I'm not sure which of those things makes a difference. Would prefer not to experiment on myself. I wonder, though, fi anything I'm doing correlates with anything you do.
 

M_O_M,

Heck, it's probably time to hang up the economic spurs anyway. If the Census Bureau is faking the labor statistics for political gain....well, GIGO.

The rapidity of your results makes me think this is more than just a diet. If you can do this with hypoglycemia, I might know someone(s) who would be interested.

The only way I know of to do the kind of analysis you describe is to set up N-dimensional ODE's and run them with a variable-step numerical solver, then check the results. Runge-Kutta and friends.

IMHO, AI is over-rated for parameter identification. I see people throw AI at a problem all the time, to uncertain results. I've made a fair amount of money cleaning up these sorts of "silver bullet" solutions. It does sort of work if you use AI to help discover the parameters of arbitrary ODE's, but it's no substitute for having known parameters with physical descriptions. AI tends to find local minima that don't pass the giggle test.

Perhaps you've got too many parameters to be able to quickly identify them directly through phsyical tests. But it's not necessary to actually UNDERSTAND calculus in order to USE calculus...

 
Neil - no, it's not a diet. I try to meddle with their diets as little as possible, although some people literally don't know how to eat so you have to teach them at least the basics.

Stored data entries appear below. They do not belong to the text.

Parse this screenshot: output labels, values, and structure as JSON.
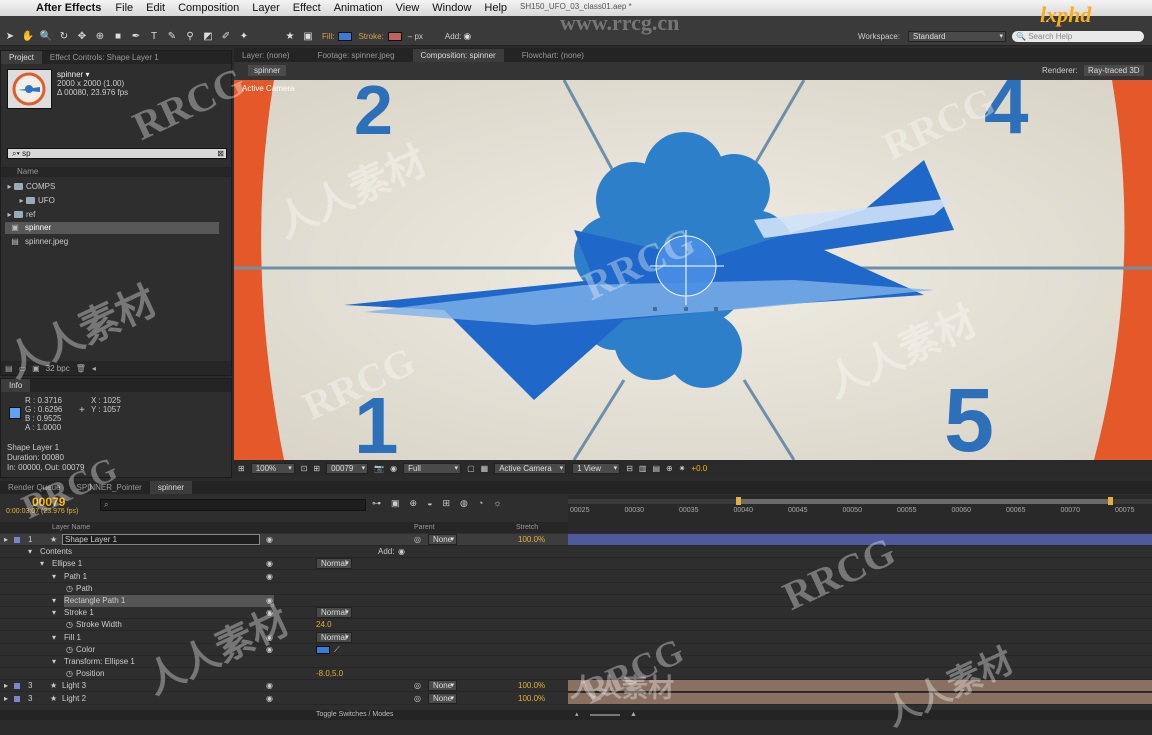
{
  "menu": {
    "app_name": "After Effects",
    "items": [
      "File",
      "Edit",
      "Composition",
      "Layer",
      "Effect",
      "Animation",
      "View",
      "Window",
      "Help"
    ],
    "document_title": "SH150_UFO_03_class01.aep *"
  },
  "toolbar": {
    "fill_label": "Fill:",
    "fill_color": "#3b7bd6",
    "stroke_label": "Stroke:",
    "stroke_color": "#c06060",
    "stroke_unit": "– px",
    "add_label": "Add:",
    "workspace_label": "Workspace:",
    "workspace_value": "Standard",
    "search_placeholder": "Search Help"
  },
  "project_panel": {
    "tabs": [
      "Project",
      "Effect Controls: Shape Layer 1"
    ],
    "comp_name": "spinner ▾",
    "comp_size": "2000 x 2000 (1.00)",
    "comp_duration": "Δ 00080, 23.976 fps",
    "search_value": "sp",
    "column_name": "Name",
    "items": [
      {
        "label": "COMPS",
        "type": "folder",
        "indent": 0
      },
      {
        "label": "UFO",
        "type": "folder",
        "indent": 1
      },
      {
        "label": "ref",
        "type": "folder",
        "indent": 0
      },
      {
        "label": "spinner",
        "type": "comp",
        "indent": 0
      },
      {
        "label": "spinner.jpeg",
        "type": "file",
        "indent": 0
      }
    ],
    "bpc": "32 bpc"
  },
  "info_panel": {
    "title": "Info",
    "r": "R : 0.3716",
    "g": "G : 0.6296",
    "b": "B : 0.9525",
    "a": "A : 1.0000",
    "x": "X : 1025",
    "y": "Y : 1057",
    "swatch_color": "#5fa1f2",
    "layer_name": "Shape Layer 1",
    "duration": "Duration: 00080",
    "inout": "In: 00000, Out: 00079"
  },
  "viewer": {
    "tabs": [
      "Layer: (none)",
      "Footage: spinner.jpeg",
      "Composition: spinner",
      "Flowchart: (none)"
    ],
    "subtab": "spinner",
    "renderer_label": "Renderer:",
    "renderer_value": "Ray-traced 3D",
    "active_camera_label": "Active Camera",
    "dial_numbers": [
      "2",
      "4",
      "1",
      "5"
    ],
    "bottom": {
      "zoom": "100%",
      "timecode": "00079",
      "resolution": "Full",
      "camera": "Active Camera",
      "views": "1 View",
      "exposure": "+0.0"
    }
  },
  "timeline": {
    "tabs": [
      "Render Queue",
      "SPINNER_Pointer",
      "spinner"
    ],
    "current_frame": "00079",
    "current_time": "0:00:03:07 (23.976 fps)",
    "col_layer_name": "Layer Name",
    "col_parent": "Parent",
    "col_stretch": "Stretch",
    "ruler": [
      "00025",
      "00030",
      "00035",
      "00040",
      "00045",
      "00050",
      "00055",
      "00060",
      "00065",
      "00070",
      "00075"
    ],
    "rows": [
      {
        "num": "1",
        "label": "Shape Layer 1",
        "indent": 0,
        "kind": "layer",
        "parent": "None",
        "stretch": "100.0%",
        "selected": true
      },
      {
        "num": "",
        "label": "Contents",
        "indent": 1,
        "kind": "group",
        "add": "Add:"
      },
      {
        "num": "",
        "label": "Ellipse 1",
        "indent": 2,
        "kind": "group",
        "mode": "Normal"
      },
      {
        "num": "",
        "label": "Path 1",
        "indent": 3,
        "kind": "group"
      },
      {
        "num": "",
        "label": "Path",
        "indent": 4,
        "kind": "prop"
      },
      {
        "num": "",
        "label": "Rectangle Path 1",
        "indent": 3,
        "kind": "group",
        "highlight": true
      },
      {
        "num": "",
        "label": "Stroke 1",
        "indent": 3,
        "kind": "group",
        "mode": "Normal"
      },
      {
        "num": "",
        "label": "Stroke Width",
        "indent": 4,
        "kind": "prop",
        "value": "24.0"
      },
      {
        "num": "",
        "label": "Fill 1",
        "indent": 3,
        "kind": "group",
        "mode": "Normal"
      },
      {
        "num": "",
        "label": "Color",
        "indent": 4,
        "kind": "prop",
        "color": "#3b7bd6"
      },
      {
        "num": "",
        "label": "Transform: Ellipse 1",
        "indent": 3,
        "kind": "group"
      },
      {
        "num": "",
        "label": "Position",
        "indent": 4,
        "kind": "prop",
        "value": "-8.0,5.0"
      },
      {
        "num": "3",
        "label": "Light 3",
        "indent": 0,
        "kind": "layer",
        "parent": "None",
        "stretch": "100.0%"
      },
      {
        "num": "3",
        "label": "Light 2",
        "indent": 0,
        "kind": "layer",
        "parent": "None",
        "stretch": "100.0%"
      }
    ],
    "toggle_label": "Toggle Switches / Modes"
  },
  "watermarks": [
    "RRCG",
    "人人素材",
    "www.rrcg.cn",
    "lxphd"
  ]
}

Sometimes the reactive hypoglycemia is a very easy fix. Send me an email.

The program would be to guide the person through the process that I do, because no doctor is going to have the time. Then it would tell the patient how to test dietary changes, and have them enter the results. Then it would spit out suggestions for a medication/balancing regime. Doctors would have to do the medication/risk balancing part.

My next challenge is a woman who's on over 200 units of insulin a day, plus other medication.


 
He's not on beta blockers. He's on verapamil, as the two sides of his heart were beating in different rhythms. (That's the way it was explained to me, anyway.) He was on lisnopril for high blood pressure. They just discontinued that one. (That's what they think is affecting kidney function.) They took him off the diuretic a year ago, but I have been giving it to him intermittently if he has swelling in his legs.

I'll see if I can check his blood sugar. Right now, he's worried about his blood pressure, although I tell him it is a good thing that he doesn't need the meds any more.
 
Neil..."it's not necessary to actually UNDERSTAND calculus in order to USE calculus..."

Basically true, I think...you do have to have a conceptual-level understanding (what is a derivative, what is an integral), but you don't have to understand how to analytically derive the solutions to equations (and most of the ones that matter in practice aren't analytically-solvable, anyhow.)

I've seen US Navy training manuals from WWII and shortly thereafter in which they did a great job of explaining to the target audience (most of whom were probably only high-school graduates, if that) how the mechanical fire-control computers of the time worked: this required one to grasp the concepts of integration and differentiation.